Ed Ruscha arrangiert Ausstellung im KHM

Ed Ruscha arrangiert Ausstellung im KHM
Mit Ed Ruscha setzt das KHM erstmals einen Künstler als Ausstellungsmacher ein. Er bringt Natur und Kunst zusammen.

Die Natur hat das Kunsthistorische Museum zurückerobert: Durch die Glastür des Sonderausstellungssaales grüßt ein ausgestopfter Kojote, links flankiert von einer Sammlung von Marienkäfern aus dem Naturhistorischen Museum (NHM). Rechts davon hängen gemalte Studien von Eseln, Katzen und Affen; sie stammen allerdings von der Hand Jan Brueghels des Älteren, sind also quasi Kunst.

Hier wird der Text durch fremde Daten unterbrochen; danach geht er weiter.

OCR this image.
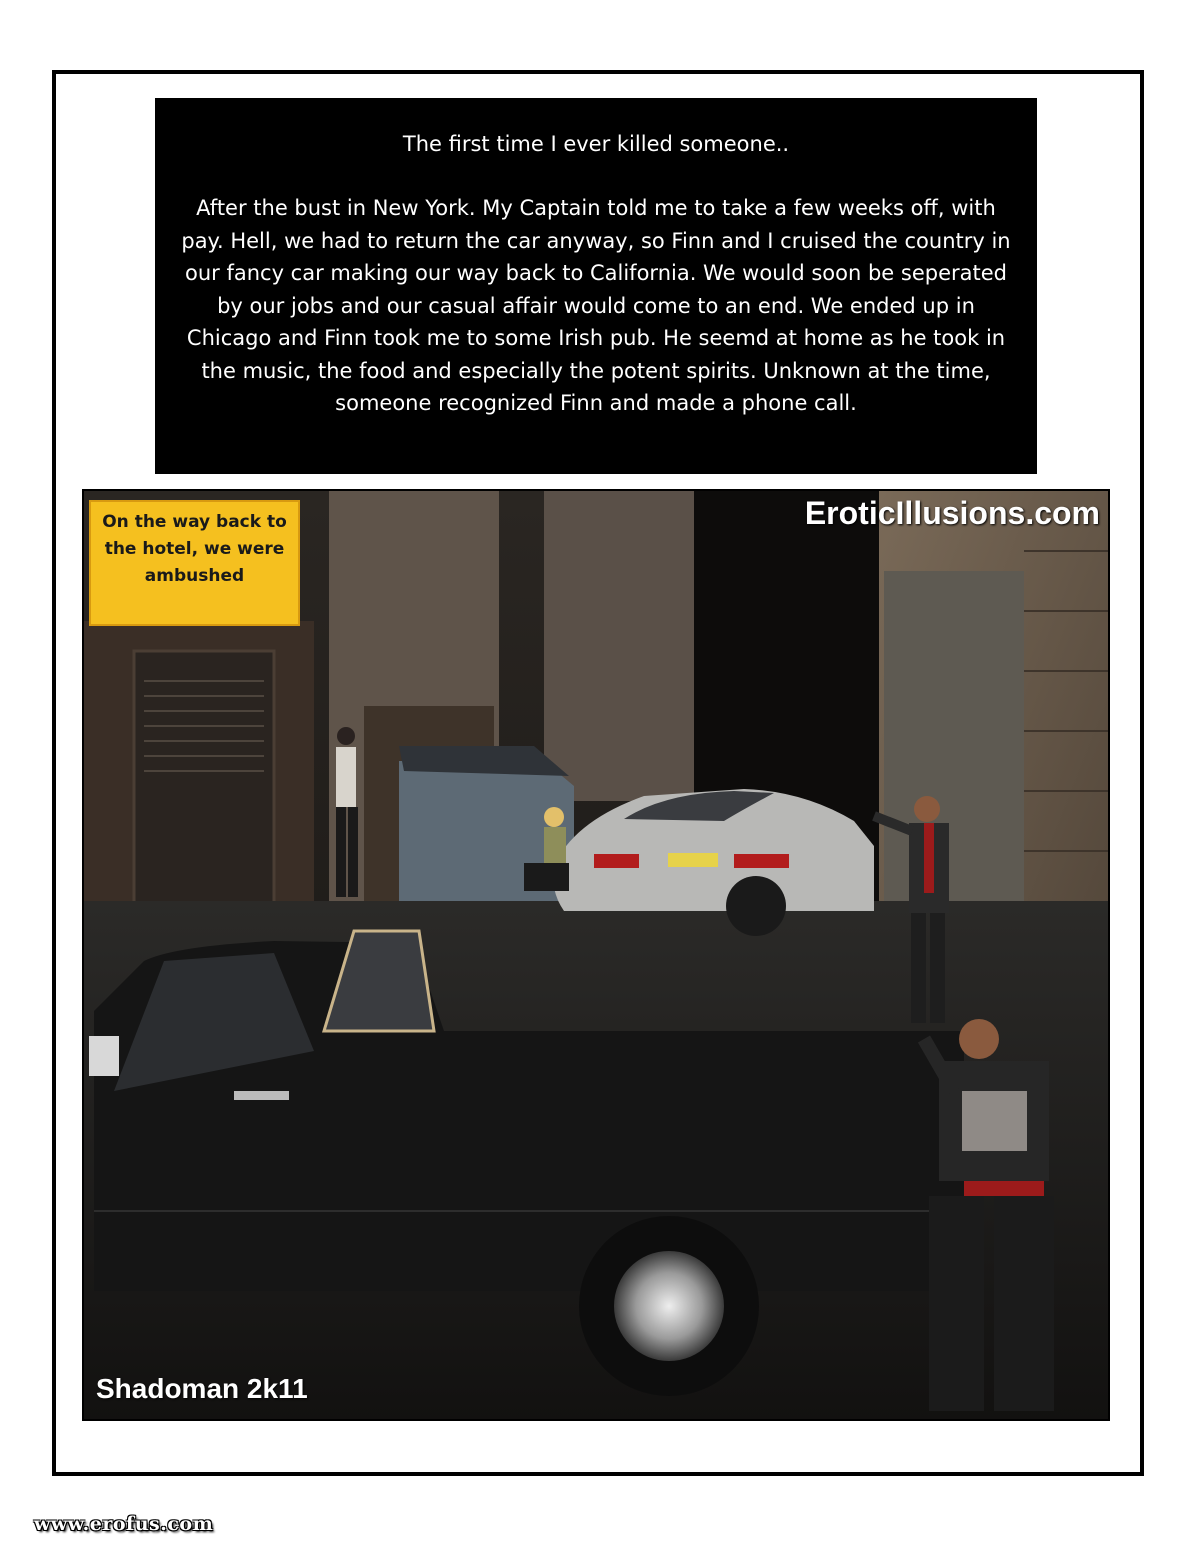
The first time I ever killed someone..

After the bust in New York. My Captain told me to take a few weeks off, with pay. Hell, we had to return the car anyway, so Finn and I cruised the country in our fancy car making our way back to California. We would soon be seperated by our jobs and our casual affair would come to an end. We ended up in Chicago and Finn took me to some Irish pub. He seemd at home as he took in the music, the food and especially the potent spirits. Unknown at the time, someone recognized Finn and made a phone call.

On the way back to the hotel, we were ambushed
EroticIllusions.com
Shadoman 2k11
www.erofus.com
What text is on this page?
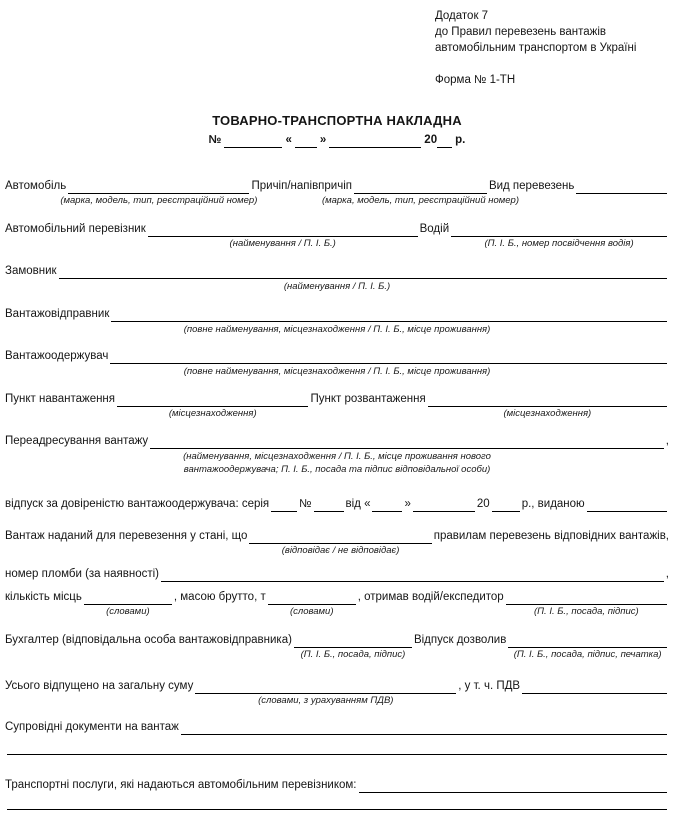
Додаток 7
до Правил перевезень вантажів
автомобільним транспортом в Україні
Форма № 1-ТН
ТОВАРНО-ТРАНСПОРТНА НАКЛАДНА
№	« »	20 р.
Автомобіль
(марка, модель, тип, реєстраційний номер)
Причіп/напівпричіп
(марка, модель, тип, реєстраційний номер)
Вид перевезень
Автомобільний перевізник
(найменування / П. І. Б.)
Водій
(П. І. Б., номер посвідчення водія)
Замовник
(найменування / П. І. Б.)
Вантажовідправник
(повне найменування, місцезнаходження / П. І. Б., місце проживання)
Вантажоодержувач
(повне найменування, місцезнаходження / П. І. Б., місце проживання)
Пункт навантаження
(місцезнаходження)
Пункт розвантаження
(місцезнаходження)
Переадресування вантажу	,
(найменування, місцезнаходження / П. І. Б., місце проживання нового
вантажоодержувача; П. І. Б., посада та підпис відповідальної особи)
відпуск за довіреністю вантажоодержувача: серія	№	від «	»	20	р., виданою
Вантаж наданий для перевезення у стані, що
(відповідає / не відповідає)
правилам перевезень відповідних вантажів,
номер пломби (за наявності)	,
кількість місць
(словами)
, масою брутто, т
(словами)
, отримав водій/експедитор
(П. І. Б., посада, підпис)
Бухгалтер (відповідальна особа вантажовідправника)
(П. І. Б., посада, підпис)
Відпуск дозволив
(П. І. Б., посада, підпис, печатка)
Усього відпущено на загальну суму
(словами, з урахуванням ПДВ)
, у т. ч. ПДВ
Супровідні документи на вантаж
Транспортні послуги, які надаються автомобільним перевізником:
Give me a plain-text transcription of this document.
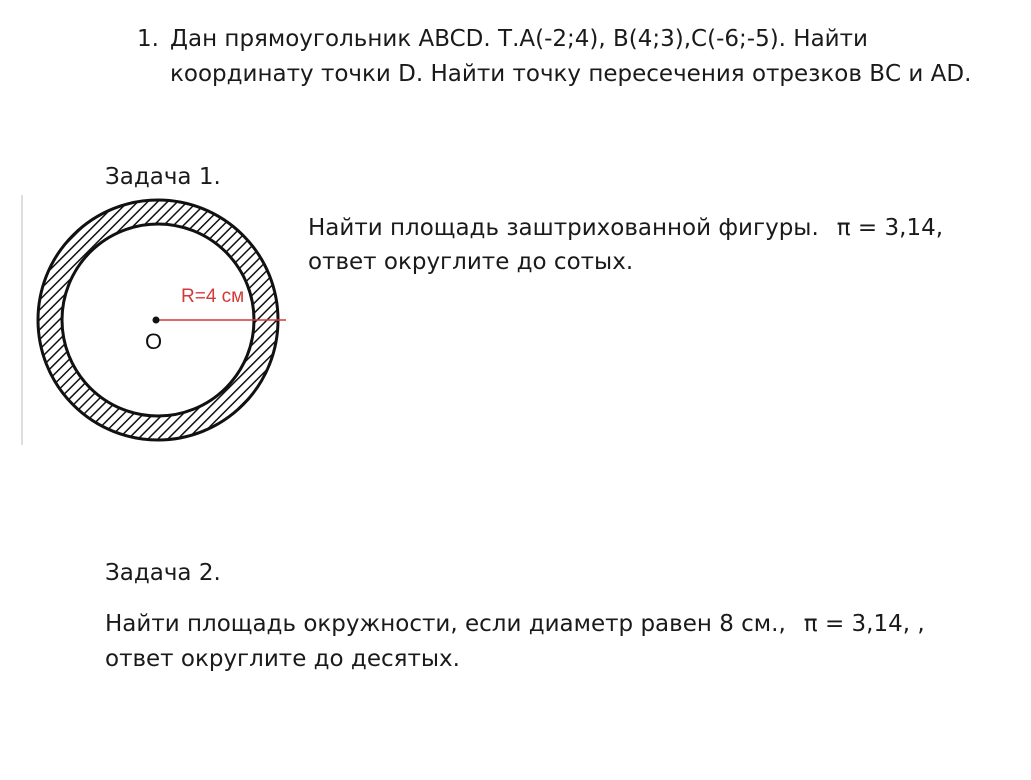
1. Дан прямоугольник ABCD. Т.А(-2;4), В(4;3),С(-6;-5). Найти
координату точки D. Найти точку пересечения отрезков ВС и AD.
Задача 1.
R=4 см
O
Найти площадь заштрихованной фигуры. π = 3,14,
ответ округлите до сотых.
Задача 2.
Найти площадь окружности, если диаметр равен 8 см., π = 3,14, ,
ответ округлите до десятых.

Zusammengestellt hat das Arrangement der US-Künstler Ed Ruscha, der mit "The Ancients Stole All Our Great Ideas" (bis 2. Dezember) den Start einer neuen Ausstellungsreihe im Zeitgenossen- und Moderne-Programm des KHM markiert.

Auch wenn man sich darüber mokieren kann, dass die Schau mit ihrer Vielzahl von naturgeschichtlichen Exponaten (Mineralien, Marienkäfer, ein Meteorit) genauso gut im NHM stattfinden könnte, so trifft sie doch ihr Ziel sehr genau: In dem Saal, in denen die Vitrinen einander so symmetrisch gegenüberstehen wie die Bauten von NHM und KHM am Maria-Theresien-Platz, werden Ordnungskategorien unterwandert, wird die Trennung zwischen "Natur" und "Kunst" zur Debatte gestellt. Und es wird der Geist einer Sammlung spürbar, die vor ihrer Aufteilung auf zwei Häuser im späten 19. Jahrhundert ohne eine solch strikte Grenzziehung auskam.

Dazwischen

Die Objekte, die Ruscha aus den historischen Sammlungen fischte, leben zwischen den Welten: Aus Beständen der Kunstkammer holte der 74-Jährige etwa von Menschen geschliffene "Kühlkugeln" aus Bergkristall und stellte sie so genannten "Bezoaren" gegenüber – Nierensteine von Wiederkäuern, denen heilsame Fähigkeiten zugeschrieben wurden.

Die verschwimmende Grenze zwischen "menschlichen" und "nichtmenschlichen" Kunstprodukten – bei der heurigen "Documenta" gerade wieder als topaktuelles Thema im Kunstdiskurs entdeckt – erscheint beim Blick auf die Habsburger-Sammlungen als alter Hut: Besonders zelebriert wurde der Kunst-Natur-Balanceakt etwa in den aus Fischen oder Pflanzen zusammengesetzten Porträts des Arcimboldo, von denen Ruscha zwei ("Sommer" und "Wasser") in die Ausstellung hängte. Auch die "Medusa" von Rubens ist hier zu sehen, unweit davon eine Klapperschlange aus dem NHM.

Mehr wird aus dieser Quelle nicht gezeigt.